# Quickest Way to Bring my Fiancee To Canada



## Seiyusfort (May 22, 2011)

Hi everyone. I'm new to this site so be gentle. Haha. I'm looking for some help as I am not sure who else to talk to aside from CIC and I have asked them but I'd like another opinion where it is available.

I am travelling to marry my fiancee in Australia come November this year. She is not Australian but her relatives are there. She is on a bridging right now and waiting to get a carer visa to take care of her grandmother. 

But carer visa is a long and unforgiving process and although I'd love to move to Australia, I think that being with her is more important right now...anyway I can move in a few years as a lateral transfer with the Australian military. Her family approves of the decision and its just a matter of finding the right process for our situation.

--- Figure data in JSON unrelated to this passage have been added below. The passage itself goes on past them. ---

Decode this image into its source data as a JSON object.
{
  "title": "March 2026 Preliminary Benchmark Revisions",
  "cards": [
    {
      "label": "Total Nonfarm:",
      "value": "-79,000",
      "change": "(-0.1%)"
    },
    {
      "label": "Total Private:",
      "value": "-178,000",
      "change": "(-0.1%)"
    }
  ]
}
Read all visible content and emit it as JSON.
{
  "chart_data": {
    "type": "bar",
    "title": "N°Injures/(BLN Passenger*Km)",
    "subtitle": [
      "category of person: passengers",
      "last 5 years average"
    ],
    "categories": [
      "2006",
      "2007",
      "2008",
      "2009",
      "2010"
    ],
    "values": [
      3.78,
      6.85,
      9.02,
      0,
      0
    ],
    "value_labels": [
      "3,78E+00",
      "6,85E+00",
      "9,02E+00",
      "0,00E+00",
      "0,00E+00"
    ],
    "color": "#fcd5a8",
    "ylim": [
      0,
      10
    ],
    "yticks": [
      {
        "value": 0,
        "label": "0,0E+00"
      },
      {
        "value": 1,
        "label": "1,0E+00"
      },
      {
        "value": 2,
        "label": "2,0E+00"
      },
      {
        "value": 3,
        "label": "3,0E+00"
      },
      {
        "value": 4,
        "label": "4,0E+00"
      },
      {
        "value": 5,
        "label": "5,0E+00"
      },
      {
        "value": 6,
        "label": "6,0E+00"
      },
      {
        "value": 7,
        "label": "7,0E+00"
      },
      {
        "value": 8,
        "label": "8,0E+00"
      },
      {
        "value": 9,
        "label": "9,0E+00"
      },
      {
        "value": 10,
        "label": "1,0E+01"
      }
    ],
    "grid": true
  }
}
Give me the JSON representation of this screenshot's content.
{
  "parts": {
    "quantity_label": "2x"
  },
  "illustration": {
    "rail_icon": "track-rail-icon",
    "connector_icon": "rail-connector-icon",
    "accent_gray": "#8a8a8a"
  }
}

I have a good permanent job with the federal government and currently in the process of joining the army reserves as an officer so supporting them (my fiancee and our kid) won't be an issue. Money is also set aside for any visa application. But I'd like to bring them home with me when I return to Canada as I'd hate to leave them there in sydney bouncing around between relatives. At least here, I can look after them and ensure my peace of mind as well. 

The plan is after visiting Sydney, we travel home to the Philippines to see both parents before finally heading to Nova Scotia. But on what visa? Can anyone give me any advise? Thanks in advance.


----------



## Seiyusfort (May 22, 2011)

Anyone?


----------



## Oggy (Jan 25, 2009)

I can't offer advice, but this link from the CIC website might give you some guidance regarding Family Class applications ...

Immigrating to Canada: Sponsoring your family


----------